Truly, she was very rarely lonely in the Wilds, and more often than not, when she was it was because she'd spent a few months around people and hadn't been able to see her non-bipedal friends as much.
She'd never been the best at working with other people—something she'd quickly had to overcome after being appointed the Herald of Andraste.
While she liked the people she worked with and come to know over the last months, she still missed her home. She missed curling up under an outcrop with foxes, or basking in the afternoon sun with wyvern. She missed singing with song birds.
She missed her Wilds.
And as much as she cared for Cullen, and adored Sera's pranks and Bull's jokes and…

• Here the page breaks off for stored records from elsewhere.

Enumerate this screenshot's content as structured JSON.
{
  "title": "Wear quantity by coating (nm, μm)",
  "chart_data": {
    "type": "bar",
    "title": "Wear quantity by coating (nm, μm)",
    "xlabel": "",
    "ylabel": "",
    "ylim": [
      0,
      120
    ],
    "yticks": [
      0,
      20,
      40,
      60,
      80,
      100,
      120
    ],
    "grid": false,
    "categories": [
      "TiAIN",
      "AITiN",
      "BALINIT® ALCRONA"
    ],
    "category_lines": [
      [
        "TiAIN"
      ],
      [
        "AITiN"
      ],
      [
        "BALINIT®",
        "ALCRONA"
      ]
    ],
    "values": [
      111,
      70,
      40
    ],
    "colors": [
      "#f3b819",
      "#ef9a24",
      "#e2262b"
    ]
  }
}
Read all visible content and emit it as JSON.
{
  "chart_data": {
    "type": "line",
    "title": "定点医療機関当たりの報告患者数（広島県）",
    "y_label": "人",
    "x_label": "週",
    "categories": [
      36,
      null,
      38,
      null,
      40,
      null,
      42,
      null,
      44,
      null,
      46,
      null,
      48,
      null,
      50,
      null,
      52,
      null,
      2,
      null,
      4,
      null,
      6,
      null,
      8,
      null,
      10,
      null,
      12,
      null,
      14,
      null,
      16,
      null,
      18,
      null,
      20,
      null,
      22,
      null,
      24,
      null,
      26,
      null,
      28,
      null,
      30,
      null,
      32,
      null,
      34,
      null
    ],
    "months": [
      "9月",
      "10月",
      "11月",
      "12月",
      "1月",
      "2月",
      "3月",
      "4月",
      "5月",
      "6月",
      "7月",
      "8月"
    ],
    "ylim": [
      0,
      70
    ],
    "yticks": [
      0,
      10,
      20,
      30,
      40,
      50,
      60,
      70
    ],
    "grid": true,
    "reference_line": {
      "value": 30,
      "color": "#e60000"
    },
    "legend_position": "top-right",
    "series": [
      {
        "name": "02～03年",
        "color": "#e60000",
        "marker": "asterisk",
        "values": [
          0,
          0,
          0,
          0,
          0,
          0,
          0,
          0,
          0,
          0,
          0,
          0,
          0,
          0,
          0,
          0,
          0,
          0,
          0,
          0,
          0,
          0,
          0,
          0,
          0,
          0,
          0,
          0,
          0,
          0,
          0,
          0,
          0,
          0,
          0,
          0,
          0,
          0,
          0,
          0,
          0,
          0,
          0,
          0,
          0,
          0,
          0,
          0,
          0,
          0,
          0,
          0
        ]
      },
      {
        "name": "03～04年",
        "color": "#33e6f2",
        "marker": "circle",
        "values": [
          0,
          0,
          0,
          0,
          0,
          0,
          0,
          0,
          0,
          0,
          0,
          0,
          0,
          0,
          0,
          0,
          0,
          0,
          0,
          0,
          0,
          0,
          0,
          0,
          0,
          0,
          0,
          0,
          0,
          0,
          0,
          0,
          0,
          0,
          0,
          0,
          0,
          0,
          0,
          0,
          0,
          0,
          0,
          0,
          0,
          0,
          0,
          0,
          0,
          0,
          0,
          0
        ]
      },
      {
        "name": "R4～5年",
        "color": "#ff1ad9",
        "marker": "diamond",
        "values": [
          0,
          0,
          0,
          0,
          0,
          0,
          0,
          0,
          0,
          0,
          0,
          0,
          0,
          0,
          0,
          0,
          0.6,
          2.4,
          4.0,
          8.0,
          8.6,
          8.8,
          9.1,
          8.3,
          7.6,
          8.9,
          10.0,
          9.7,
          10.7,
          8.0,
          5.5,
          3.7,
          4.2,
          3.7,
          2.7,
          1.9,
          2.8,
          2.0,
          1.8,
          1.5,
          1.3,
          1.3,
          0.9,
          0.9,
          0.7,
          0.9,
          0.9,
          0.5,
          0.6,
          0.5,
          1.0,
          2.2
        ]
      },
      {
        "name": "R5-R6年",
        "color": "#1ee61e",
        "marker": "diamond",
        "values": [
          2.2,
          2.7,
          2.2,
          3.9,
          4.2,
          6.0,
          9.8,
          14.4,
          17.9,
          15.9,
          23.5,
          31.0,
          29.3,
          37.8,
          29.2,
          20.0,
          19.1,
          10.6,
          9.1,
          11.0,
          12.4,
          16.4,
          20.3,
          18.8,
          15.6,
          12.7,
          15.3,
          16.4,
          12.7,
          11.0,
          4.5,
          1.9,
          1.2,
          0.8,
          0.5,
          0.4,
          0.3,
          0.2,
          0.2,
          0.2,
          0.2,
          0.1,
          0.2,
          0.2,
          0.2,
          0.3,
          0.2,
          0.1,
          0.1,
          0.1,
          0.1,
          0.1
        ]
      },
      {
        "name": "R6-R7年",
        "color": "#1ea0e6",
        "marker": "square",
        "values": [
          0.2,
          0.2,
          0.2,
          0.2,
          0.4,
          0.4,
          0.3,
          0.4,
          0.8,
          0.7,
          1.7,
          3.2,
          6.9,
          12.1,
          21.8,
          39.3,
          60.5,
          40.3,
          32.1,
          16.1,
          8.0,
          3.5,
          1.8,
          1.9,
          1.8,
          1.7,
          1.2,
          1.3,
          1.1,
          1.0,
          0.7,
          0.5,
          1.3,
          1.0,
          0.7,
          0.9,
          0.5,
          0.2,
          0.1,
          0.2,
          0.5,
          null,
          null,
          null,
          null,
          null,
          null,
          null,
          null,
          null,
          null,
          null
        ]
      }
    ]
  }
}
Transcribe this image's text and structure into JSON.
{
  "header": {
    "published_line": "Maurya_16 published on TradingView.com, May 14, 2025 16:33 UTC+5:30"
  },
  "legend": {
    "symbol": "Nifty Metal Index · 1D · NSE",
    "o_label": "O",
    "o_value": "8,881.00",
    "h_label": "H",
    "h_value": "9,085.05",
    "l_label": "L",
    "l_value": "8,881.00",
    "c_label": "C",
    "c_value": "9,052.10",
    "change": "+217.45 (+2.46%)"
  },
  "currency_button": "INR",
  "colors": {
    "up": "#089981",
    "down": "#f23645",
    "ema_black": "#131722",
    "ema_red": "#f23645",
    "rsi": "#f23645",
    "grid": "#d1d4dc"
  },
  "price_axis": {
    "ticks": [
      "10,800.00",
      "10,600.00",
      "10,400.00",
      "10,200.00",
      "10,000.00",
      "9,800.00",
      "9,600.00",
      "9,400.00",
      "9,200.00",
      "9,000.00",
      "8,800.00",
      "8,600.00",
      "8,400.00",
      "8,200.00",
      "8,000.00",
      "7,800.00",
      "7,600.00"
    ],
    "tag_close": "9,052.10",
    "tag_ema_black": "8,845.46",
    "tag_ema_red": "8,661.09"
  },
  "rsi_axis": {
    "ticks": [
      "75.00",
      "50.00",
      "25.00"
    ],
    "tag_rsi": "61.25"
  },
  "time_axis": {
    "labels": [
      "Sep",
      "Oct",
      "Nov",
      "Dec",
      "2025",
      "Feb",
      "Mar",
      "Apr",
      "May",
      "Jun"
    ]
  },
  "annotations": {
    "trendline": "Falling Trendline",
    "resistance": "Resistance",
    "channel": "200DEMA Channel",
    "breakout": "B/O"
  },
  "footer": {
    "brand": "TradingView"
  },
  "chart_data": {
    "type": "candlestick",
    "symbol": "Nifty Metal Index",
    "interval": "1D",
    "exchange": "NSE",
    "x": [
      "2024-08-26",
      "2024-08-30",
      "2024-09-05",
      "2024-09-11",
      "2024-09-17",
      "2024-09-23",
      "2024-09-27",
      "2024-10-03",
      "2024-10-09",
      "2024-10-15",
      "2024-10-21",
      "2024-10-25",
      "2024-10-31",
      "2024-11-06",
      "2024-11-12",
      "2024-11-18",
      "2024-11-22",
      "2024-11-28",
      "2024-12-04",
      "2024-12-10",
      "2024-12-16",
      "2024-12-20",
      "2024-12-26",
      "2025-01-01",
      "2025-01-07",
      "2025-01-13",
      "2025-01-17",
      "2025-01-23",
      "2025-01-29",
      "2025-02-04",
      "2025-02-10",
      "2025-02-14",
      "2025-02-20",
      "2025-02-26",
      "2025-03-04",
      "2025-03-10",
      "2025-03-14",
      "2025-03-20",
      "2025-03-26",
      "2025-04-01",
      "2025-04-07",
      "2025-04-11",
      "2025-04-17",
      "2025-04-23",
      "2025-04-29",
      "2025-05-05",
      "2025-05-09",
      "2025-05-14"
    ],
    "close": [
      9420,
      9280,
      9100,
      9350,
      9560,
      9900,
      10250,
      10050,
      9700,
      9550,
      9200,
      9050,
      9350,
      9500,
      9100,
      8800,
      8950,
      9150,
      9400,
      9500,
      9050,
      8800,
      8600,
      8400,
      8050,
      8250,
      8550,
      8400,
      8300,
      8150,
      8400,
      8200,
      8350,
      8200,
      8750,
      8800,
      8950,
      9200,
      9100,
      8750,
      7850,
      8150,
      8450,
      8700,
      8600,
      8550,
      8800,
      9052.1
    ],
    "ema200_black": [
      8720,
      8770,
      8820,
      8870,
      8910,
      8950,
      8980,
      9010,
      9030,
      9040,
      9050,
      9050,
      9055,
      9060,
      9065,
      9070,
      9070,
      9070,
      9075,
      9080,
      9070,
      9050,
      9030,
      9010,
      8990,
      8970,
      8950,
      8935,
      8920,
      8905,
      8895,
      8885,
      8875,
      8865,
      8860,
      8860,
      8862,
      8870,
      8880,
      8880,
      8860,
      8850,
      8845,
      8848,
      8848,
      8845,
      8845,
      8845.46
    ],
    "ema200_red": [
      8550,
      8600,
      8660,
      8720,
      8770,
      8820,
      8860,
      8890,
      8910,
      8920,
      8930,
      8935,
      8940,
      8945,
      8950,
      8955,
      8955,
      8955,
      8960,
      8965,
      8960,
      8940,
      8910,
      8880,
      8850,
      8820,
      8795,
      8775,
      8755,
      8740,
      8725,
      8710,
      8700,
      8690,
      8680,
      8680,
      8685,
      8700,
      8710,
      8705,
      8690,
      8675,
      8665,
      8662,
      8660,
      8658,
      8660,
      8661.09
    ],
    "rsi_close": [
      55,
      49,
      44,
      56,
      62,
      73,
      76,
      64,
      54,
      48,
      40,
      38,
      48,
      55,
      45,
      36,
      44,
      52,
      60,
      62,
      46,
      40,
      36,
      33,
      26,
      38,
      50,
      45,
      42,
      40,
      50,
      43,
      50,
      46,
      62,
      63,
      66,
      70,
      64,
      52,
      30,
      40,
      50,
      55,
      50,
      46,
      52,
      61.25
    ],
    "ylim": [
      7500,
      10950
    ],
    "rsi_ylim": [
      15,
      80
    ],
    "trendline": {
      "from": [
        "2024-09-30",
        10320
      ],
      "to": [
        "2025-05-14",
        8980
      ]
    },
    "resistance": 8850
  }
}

She cared for these people, but…
But she couldn't have them and the Wilds.
Some nights, she'd wake up beside Cullen, feeling so lost. Her feet would itch to just go, to leave everything behind and search to make sure that her home was safe, that the rifts near and in the Wilds hadn't brought harm to the creatures she loved so.
Once, she'd gotten up to go, the restless concern in her too great.
Then Cullen had murmured her name, his brow pinching together in pain, and she'd realized that she couldn't go back.
Couldn't leave him.
That had been a scary night, where she'd sat on the edge of his bed, watching him sleep, and wondering when he'd become so important to her. That he could whisper a name that wasn't even really hers, and she would forget everything to make sure that he was okay was…
She wasn't sure what it was. Donovan would laugh if she called it love.
Her Wilds held a comfort for her that couldn't be replaced, and always would.
But here in Skyhold, she'd found another comfort, and some nights she stayed up, wrestling with the notion that someday she would have to choose.